Título: Na festa para Lula, só se falou na ajuda a Portugal
Autor: Moreira, Assis
Fonte: Valor Econômico, 31/03/2011, Brasil, p. A5

De Coimbra

A crise financeira de Portugal e uma eventual ajuda brasileira ao país focalizaram as atenções ontem, na Universidade de Coimbra, à margem da cerimônia de entrega do título de doutor "honoris causa" para o ex-presidente Luiz Inácio Lula da Silva. Autoridades portuguesas davam sinais de exasperação com perguntas sobre uma possível assistência financeira do Brasil, enquanto a agência de classificação de risco Fitch ameaçava rebaixar de novo o "rating" de Portugal por dificuldades em honrar seus compromissos financeiras.

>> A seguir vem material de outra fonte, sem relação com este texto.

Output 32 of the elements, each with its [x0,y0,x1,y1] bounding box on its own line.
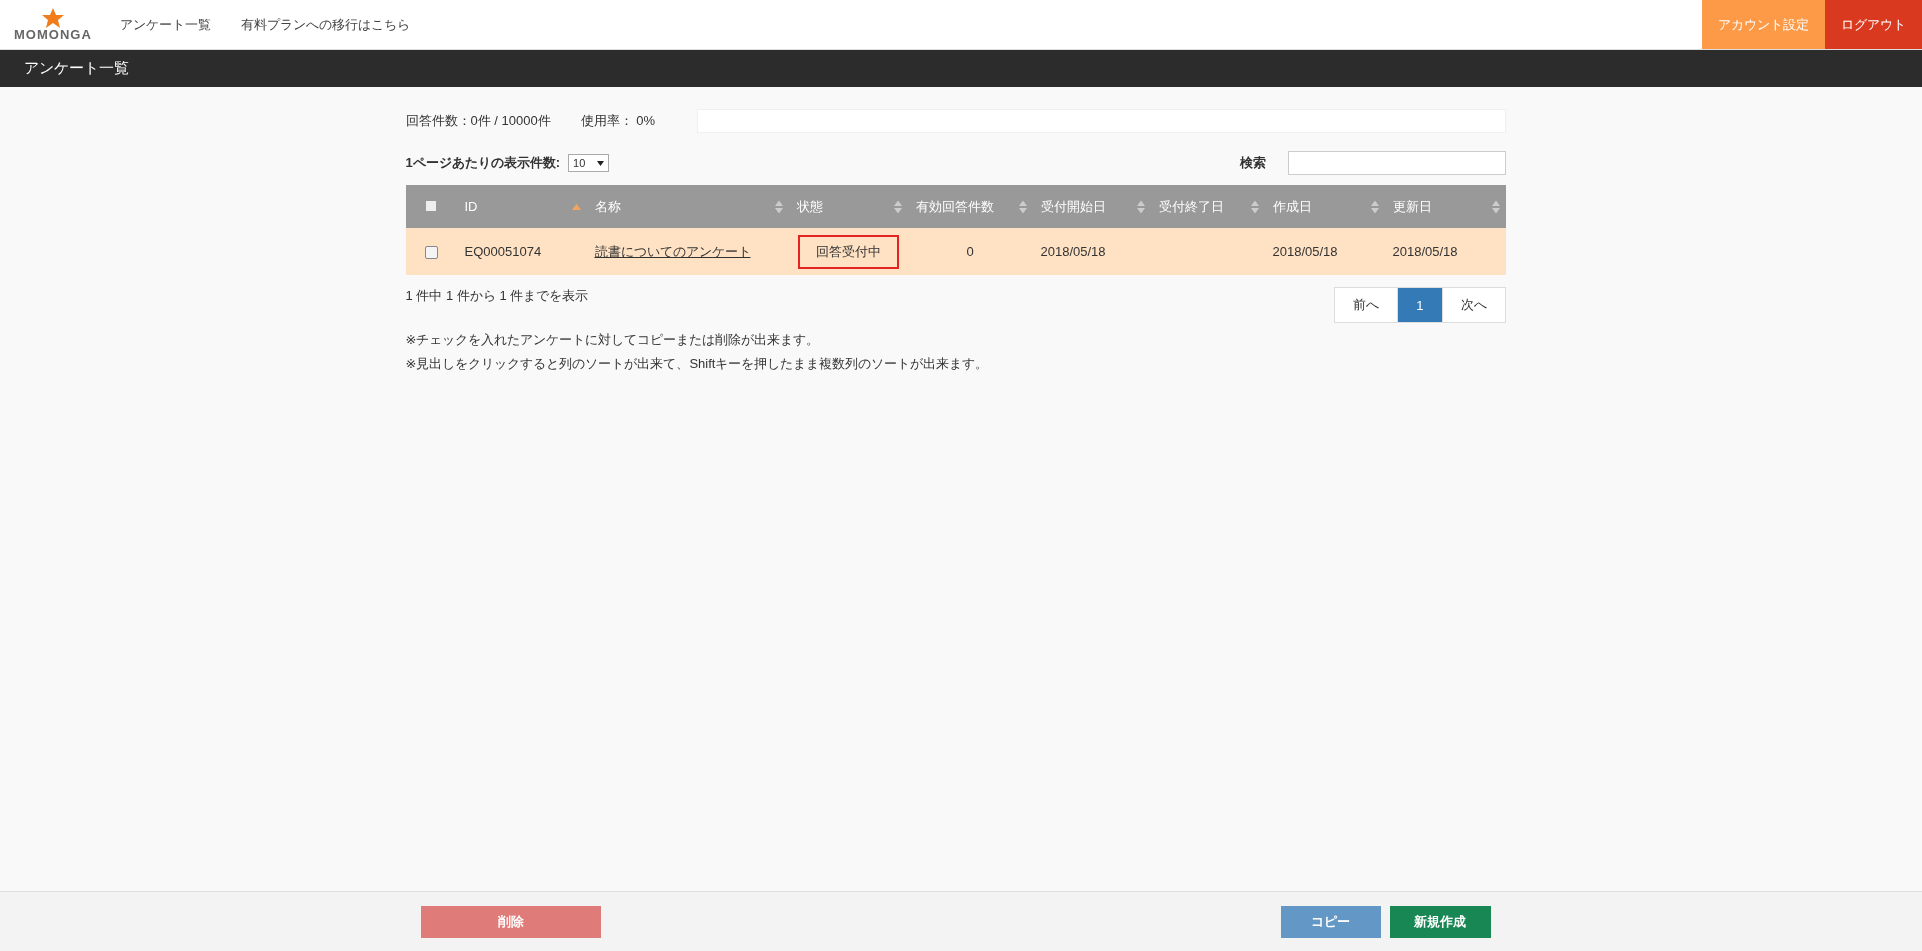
nav-link[interactable]: 有料プランへの移行はこちら [240,15,410,34]
row-checkbox[interactable] [424,246,438,260]
select-all-checkbox[interactable] [426,201,436,211]
create-button[interactable]: 新規作成 [1389,905,1491,938]
note-text: ※チェックを入れたアンケートに対してコピーまたは削除が出来ます。 [405,331,821,349]
column-header[interactable]: 状態 [796,198,823,214]
search-label: 検索 [1239,154,1266,172]
usage-rate: 使用率： 0% [580,112,656,130]
logo-text: MOMONGA [14,28,92,41]
status-cell: 回答受付中 [797,234,899,269]
star-logo-icon [41,8,64,28]
page-size-label: 1ページあたりの表示件数: [405,154,561,172]
table-cell: 2018/05/18 [1040,244,1106,259]
table-info: 1 件中 1 件から 1 件までを表示 [405,287,589,305]
table-cell: 0 [966,244,974,259]
logout-button[interactable]: ログアウト [1825,0,1922,49]
table-cell: EQ00051074 [464,244,542,259]
pagination-link[interactable]: 1 [1398,288,1443,322]
column-header[interactable]: 更新日 [1392,198,1432,214]
note-text: ※見出しをクリックすると列のソートが出来て、Shiftキーを押したまま複数列のソートが出来ます。 [405,355,990,373]
column-header[interactable]: 名称 [594,198,621,214]
response-count: 回答件数：0件 / 10000件 [405,112,551,130]
account-settings-button[interactable]: アカウント設定 [1702,0,1825,49]
page-title: アンケート一覧 [24,59,129,78]
table-cell: 2018/05/18 [1272,244,1338,259]
dropdown-arrow-icon [597,160,605,166]
column-header[interactable]: 作成日 [1272,198,1312,214]
table-cell: 2018/05/18 [1392,244,1458,259]
search-field[interactable] [1287,151,1506,175]
nav-link[interactable]: アンケート一覧 [119,15,211,34]
page-size-select[interactable]: 10 [568,154,610,172]
column-header[interactable]: ID [464,199,478,214]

O suposto socorro brasileiro acabou não sendo discutido formalmente entre os dois governos, devido ao retorno antecipado da presidente Dilma Rousseff ao Brasil. Mas uma nova entrevista de Dilma, respondida por escrito a um jornal de Lisboa, reiterava que o Brasil podia comprar dívida soberana portuguesa, e avançava a alternativa de recompra antecipada de títulos brasileiros em posse do governo português.

O primeiro-ministro demissionário, José Sócrates, sob uma mistura de aplausos e vaias de estudantes, não aguentou mais quando ouviu de novo uma pergunta sobre o assunto. "Não tem questão de ajudar ou não. O que temos que ver é a relação histórica, não uma situação conjuntural de Portugal", disse - e partiu. Já o presidente português Cavaco Silva fez de conta que não ouviu as questões. Pouco antes, Sócrates já parecia sem paciência com questões sobre a crise portuguesa, sussurrou para um assessor: "Não bastassem os portugueses, agora são os brasileiros também insistindo nisso?"

O suposto socorro brasileiro a Portugal irrita alguns, de um lado, pelo simbolismo do gesto. E segundo, porque não veem nada substancial a ser feito. Portugal necessita de financiamento de ¿ 21 bilhões entre abril e dezembro. Para se ter uma ideia, a China, com US$ 3 trilhões de reservas internacionais, comprou apenas US$ 300 milhões de dívida pública portuguesa. Uma compra pelo Brasil seria menor ainda, sem peso na situação portuguesa.

Além disso, nos meios financeiros foi recebida com surpresa a declaração da presidente Dilma sobre compra antecipada de papéis brasileiros em mãos do governo português. Isso porque Portugal, como o Brasil, comprava basicamente títulos públicos de triplo A, ou seja, os mais garantidos, o que não é ainda o caso do brasileiro. "Seria uma surpresa saber que Portugal tem título público brasileiro", comentou um banqueiro.

Sobre injeção de capital brasileiro em empresas portuguesas, também há um ceticismo. A saída "brutal" da Petrobras da negociação para comprar parte da Galp é citada como exemplo.

A manhã na Universidade de Coimbra foi tumultuada. Lula chegou sob fortes aplausos e gritos de "orgulho de ser brasileiro" de estudantes brasileiros. Mas a segurança portuguesa mostrou-se brutal, agredindo um cinegrafista do SBT e ameaçando a repórter. Lula agradeceu o título fazendo um discurso de auto-elogio, destacando que nos últimos oito anos, que coincidem com seu governo, "o Brasil realizou, de modo pacífico e democrático, uma verdadeira revolução econômica e social". Mencionou vários projetos que realizou e reiterou que fez uma política externa "ativa e altiva".

Na saída tumultuada, a presidente Dilma entrou no carro e ficou esperando dentro, cercada de seguranças, por pelo menos dez minutos até Lula aparecer, entrar no outro carro e os dois seguirem para o aeroporto, de volta ao Brasil para o funeral do ex-vice-presidente José Alencar.